Officials sounded the alarm this week when Mexican soldiers confirmed their first-ever discovery of a coca plantation in Mexico, as reported by the Associated Press. The find indicated big shifts may be in the works for Mexican drug organizations’ operations, but it won’t likely change the dynamics of the drug trade in the short run.

Mexican military officers confirmed Tuesday they seized and destroyed more than 1,600 coca plants, the raw ingredient for cocaine, discovered in the southern state of Chiapas, about three miles from the Guatemalan border, as reported by in the Dominican Republic. Until now, Mexican authorities had only uncovered some laboratories meant for cocaine processing within the country, so this marks the first discovery of concrete efforts to grow the plants themselves in Mexico.

Analysts say the plantation may be a sign that Mexican drug organizations are looking to branch into cocaine production, as opposed to just processing or transportation. Currently, Mexican drug traffickers are largely in the business of moving cocaine from suppliers in Peru, Bolivia and Colombia, through Central America, and to markets in the U.S. Moving into coca production would centralize their cocaine operations – and profits – and cut off their southern suppliers.
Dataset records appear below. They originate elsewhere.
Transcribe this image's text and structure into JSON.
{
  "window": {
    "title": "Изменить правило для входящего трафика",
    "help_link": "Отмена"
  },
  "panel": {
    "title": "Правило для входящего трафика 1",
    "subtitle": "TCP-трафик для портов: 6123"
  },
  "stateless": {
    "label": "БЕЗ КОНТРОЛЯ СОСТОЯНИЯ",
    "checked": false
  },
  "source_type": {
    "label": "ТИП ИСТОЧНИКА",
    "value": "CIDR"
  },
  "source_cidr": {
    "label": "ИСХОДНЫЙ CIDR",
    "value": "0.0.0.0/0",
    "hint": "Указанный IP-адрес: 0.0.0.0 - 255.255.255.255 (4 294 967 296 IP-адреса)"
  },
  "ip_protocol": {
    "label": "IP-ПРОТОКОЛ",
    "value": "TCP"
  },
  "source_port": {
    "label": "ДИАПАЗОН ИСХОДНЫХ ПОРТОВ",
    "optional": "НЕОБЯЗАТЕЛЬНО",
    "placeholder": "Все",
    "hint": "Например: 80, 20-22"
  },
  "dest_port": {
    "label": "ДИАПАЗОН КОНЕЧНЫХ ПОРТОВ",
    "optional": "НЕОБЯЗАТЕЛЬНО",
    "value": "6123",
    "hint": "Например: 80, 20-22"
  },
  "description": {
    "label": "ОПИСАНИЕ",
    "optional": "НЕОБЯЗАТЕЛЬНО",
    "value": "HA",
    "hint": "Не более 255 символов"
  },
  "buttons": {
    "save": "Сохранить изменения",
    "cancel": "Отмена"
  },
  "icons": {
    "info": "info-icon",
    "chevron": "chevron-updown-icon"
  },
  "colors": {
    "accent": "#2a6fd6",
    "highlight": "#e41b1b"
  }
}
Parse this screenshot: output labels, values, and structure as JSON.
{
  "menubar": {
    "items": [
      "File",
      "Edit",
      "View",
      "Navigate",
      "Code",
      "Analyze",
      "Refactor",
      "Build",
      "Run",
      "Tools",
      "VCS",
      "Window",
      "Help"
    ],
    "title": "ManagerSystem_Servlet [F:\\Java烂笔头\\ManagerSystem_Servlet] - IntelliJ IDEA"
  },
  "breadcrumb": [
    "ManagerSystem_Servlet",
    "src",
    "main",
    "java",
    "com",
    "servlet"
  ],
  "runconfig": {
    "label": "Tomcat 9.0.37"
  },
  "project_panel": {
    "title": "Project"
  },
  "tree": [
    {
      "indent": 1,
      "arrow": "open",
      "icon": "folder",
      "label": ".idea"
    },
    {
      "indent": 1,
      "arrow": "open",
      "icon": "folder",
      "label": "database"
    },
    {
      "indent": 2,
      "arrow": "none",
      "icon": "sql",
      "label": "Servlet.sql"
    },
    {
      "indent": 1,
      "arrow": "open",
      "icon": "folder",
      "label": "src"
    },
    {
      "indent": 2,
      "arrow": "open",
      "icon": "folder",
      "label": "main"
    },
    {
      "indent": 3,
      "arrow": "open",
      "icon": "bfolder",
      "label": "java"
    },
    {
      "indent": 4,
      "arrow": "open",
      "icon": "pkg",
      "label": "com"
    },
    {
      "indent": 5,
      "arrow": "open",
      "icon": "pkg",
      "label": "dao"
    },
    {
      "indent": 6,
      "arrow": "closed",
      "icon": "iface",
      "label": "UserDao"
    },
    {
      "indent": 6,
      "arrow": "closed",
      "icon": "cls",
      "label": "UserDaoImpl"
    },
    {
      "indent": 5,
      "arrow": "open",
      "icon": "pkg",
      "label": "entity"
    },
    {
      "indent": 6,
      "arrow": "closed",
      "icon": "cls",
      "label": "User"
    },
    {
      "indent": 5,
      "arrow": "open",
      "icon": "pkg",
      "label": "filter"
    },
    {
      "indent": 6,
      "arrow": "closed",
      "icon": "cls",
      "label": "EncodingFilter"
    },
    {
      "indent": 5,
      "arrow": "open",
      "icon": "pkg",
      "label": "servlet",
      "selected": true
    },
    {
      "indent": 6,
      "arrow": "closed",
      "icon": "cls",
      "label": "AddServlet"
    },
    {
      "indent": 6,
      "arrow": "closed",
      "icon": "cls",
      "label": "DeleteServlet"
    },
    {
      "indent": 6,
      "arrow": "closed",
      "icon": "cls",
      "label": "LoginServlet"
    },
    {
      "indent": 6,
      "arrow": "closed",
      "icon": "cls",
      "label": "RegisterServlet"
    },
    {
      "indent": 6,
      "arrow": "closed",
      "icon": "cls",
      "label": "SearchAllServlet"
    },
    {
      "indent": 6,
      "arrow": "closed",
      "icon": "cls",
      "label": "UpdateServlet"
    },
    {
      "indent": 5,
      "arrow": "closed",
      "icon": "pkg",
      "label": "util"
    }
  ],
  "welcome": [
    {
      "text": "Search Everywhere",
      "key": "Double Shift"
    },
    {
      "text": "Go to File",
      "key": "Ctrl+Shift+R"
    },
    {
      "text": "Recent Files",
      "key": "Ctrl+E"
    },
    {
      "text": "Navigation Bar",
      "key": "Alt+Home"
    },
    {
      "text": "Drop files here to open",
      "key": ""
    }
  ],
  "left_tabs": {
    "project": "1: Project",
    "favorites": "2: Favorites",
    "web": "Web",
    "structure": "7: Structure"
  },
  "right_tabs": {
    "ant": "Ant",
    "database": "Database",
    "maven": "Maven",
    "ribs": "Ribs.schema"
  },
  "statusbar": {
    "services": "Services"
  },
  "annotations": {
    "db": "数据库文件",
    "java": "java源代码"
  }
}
But the plantation may not mean much yet. Antonio Mazzitelli, Mexico’s representative at the United Nations Office on Drugs and Crime, told AP it could just be a “small-scale experiment” to test how well coca grows in Mexico. Mazzitelli also said cocaine production requires large quantities of coca leaves, and it can take years before the plants are mature enough to use. The Mexican military has not yet released details about the plants themselves, so it’s unclear whether they were close to being ready for actual cocaine production.

Meanwhile, coca cultivation is still strongly rooted in the Andes region, as InSight Crime noted. Peru is the top cocaine producer in the world, and recent arrests have shown increased Mexican cartel involvement in ferrying Peruvian-produced cocaine to Europe, as GlobalPost pointed out.

Mexican drug cartels have also been diversifying away from the drug trade. In recent years, they have collected handsome profits in logging and extortion, and their largest source of income recently has been illegal mining, AP said.